Stage 4: Infusion and engraftment
Once the patient is ready after chemotherapy, the corrected stem cells are delivered by intravenous (IV, into the vein) infusion. After the gene therapy has been infused, the treated stem cells will need time to multiply. This process is called engraftment. In order for the production of high levels of haemoglobin, in other words, for the gene therapy to be successful, a significant number of genetically corrected stem cells need to be engrafted. Until they do settle in and multiply, the person’s blood counts are very low and they are at risk of infection and may need antibiotics and/or blood transfusions, until recovery.
Stage 5: Recovery
The patient will remain in hospital until they have a sufficient number of new cells, their vital immune cells have returned to safe levels and their medical team deems it is time for them to be discharged. After the patient has recovered and is back home, they will continue to receive follow-up monitoring.

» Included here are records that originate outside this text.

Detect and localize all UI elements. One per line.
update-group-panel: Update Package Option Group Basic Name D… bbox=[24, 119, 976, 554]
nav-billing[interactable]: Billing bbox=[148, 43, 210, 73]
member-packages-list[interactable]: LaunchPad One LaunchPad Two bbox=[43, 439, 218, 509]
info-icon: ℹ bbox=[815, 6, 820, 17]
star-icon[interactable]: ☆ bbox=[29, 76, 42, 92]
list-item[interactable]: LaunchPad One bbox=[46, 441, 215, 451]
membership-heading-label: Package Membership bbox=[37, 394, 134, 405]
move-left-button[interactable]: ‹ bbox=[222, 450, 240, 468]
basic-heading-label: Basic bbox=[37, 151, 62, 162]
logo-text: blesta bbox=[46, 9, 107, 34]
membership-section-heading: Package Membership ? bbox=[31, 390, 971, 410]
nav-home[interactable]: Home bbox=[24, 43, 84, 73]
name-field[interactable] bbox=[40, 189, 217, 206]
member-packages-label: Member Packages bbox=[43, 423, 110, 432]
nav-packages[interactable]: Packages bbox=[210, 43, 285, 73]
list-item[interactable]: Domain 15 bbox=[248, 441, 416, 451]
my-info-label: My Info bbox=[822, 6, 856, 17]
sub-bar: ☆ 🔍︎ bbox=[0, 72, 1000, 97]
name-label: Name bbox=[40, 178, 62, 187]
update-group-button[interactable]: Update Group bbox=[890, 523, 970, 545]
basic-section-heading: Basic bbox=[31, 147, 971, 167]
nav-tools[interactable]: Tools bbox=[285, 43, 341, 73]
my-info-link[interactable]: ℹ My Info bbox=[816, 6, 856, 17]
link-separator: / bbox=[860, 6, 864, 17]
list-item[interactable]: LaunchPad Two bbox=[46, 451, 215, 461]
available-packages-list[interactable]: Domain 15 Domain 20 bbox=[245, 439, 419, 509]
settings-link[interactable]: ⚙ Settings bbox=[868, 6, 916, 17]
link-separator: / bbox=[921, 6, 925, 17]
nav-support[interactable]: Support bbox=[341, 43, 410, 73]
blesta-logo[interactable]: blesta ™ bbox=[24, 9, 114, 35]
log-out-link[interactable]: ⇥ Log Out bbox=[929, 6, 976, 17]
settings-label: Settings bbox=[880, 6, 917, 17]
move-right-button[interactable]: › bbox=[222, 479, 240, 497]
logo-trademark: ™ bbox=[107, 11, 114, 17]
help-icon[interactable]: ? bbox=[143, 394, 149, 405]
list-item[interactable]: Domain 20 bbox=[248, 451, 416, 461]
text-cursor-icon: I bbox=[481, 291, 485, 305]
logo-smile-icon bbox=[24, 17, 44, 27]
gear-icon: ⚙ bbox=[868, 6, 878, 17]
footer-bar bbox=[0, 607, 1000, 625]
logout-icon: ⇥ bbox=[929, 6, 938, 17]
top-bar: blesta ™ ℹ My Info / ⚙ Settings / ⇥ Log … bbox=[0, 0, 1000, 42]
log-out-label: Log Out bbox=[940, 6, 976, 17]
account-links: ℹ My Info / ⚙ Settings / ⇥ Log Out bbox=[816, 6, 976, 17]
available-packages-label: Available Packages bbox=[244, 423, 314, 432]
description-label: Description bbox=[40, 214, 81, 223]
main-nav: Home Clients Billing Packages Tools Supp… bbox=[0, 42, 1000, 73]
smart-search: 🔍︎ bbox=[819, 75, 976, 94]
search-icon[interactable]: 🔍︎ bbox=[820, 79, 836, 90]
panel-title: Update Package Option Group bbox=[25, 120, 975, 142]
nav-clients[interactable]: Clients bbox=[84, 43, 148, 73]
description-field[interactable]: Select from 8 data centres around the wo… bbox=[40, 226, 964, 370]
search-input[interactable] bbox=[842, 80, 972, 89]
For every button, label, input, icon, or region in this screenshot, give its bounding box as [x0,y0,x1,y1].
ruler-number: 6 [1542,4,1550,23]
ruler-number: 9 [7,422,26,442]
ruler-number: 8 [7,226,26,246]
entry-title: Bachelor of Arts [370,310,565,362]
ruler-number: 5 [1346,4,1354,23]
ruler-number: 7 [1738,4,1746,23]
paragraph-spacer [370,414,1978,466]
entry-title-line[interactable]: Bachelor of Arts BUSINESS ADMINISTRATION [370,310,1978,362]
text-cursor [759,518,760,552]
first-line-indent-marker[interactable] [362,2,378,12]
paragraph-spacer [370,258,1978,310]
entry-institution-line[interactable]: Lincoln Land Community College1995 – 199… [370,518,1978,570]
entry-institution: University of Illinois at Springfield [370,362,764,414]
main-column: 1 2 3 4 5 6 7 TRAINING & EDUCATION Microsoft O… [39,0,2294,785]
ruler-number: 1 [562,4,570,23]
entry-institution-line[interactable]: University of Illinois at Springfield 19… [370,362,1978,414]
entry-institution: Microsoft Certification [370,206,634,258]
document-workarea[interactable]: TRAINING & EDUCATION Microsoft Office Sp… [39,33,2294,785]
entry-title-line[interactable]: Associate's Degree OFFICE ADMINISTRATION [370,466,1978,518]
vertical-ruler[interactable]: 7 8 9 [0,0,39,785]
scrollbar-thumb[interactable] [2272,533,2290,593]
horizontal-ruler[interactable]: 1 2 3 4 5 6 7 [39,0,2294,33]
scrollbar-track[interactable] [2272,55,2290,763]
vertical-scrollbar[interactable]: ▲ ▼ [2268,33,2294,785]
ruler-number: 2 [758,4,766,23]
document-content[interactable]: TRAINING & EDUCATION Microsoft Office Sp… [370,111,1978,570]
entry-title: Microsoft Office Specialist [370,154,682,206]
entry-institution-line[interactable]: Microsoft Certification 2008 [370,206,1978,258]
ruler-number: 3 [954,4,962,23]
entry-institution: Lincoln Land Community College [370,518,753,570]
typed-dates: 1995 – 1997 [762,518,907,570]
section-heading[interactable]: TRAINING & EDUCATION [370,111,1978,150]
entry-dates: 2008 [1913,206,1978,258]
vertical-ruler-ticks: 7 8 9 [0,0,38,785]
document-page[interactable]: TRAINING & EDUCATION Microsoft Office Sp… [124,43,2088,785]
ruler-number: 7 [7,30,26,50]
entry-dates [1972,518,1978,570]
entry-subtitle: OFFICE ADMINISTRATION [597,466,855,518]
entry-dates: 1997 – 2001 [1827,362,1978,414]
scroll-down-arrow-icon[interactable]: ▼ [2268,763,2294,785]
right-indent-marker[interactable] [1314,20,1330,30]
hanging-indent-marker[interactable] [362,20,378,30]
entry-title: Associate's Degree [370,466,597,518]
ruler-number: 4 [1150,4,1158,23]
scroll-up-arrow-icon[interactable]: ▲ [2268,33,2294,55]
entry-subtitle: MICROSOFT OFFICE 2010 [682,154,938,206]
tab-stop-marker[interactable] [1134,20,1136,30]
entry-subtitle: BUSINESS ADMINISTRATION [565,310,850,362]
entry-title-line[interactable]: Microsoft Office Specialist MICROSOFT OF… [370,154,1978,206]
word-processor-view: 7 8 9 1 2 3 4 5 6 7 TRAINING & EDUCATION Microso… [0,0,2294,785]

After the whole process is complete and if the gene therapy has worked successfully, the patient will be able to produce sufficient levels of haemoglobin. The process of gene therapy only needs to be administered once and if successful, this would mean that the patient no longer needs blood transfusions or chelation treatment.
It is important to note that some patients will experience a transfusion reduction, based on current data across all gene therapy programmes, so may benefit but not to the extent that they achieve freedom from transfusions.
So these are exciting times and ongoing studies continue to identify the safest and best regimen for gene therapy treatment of thalassaemias. Watch this space!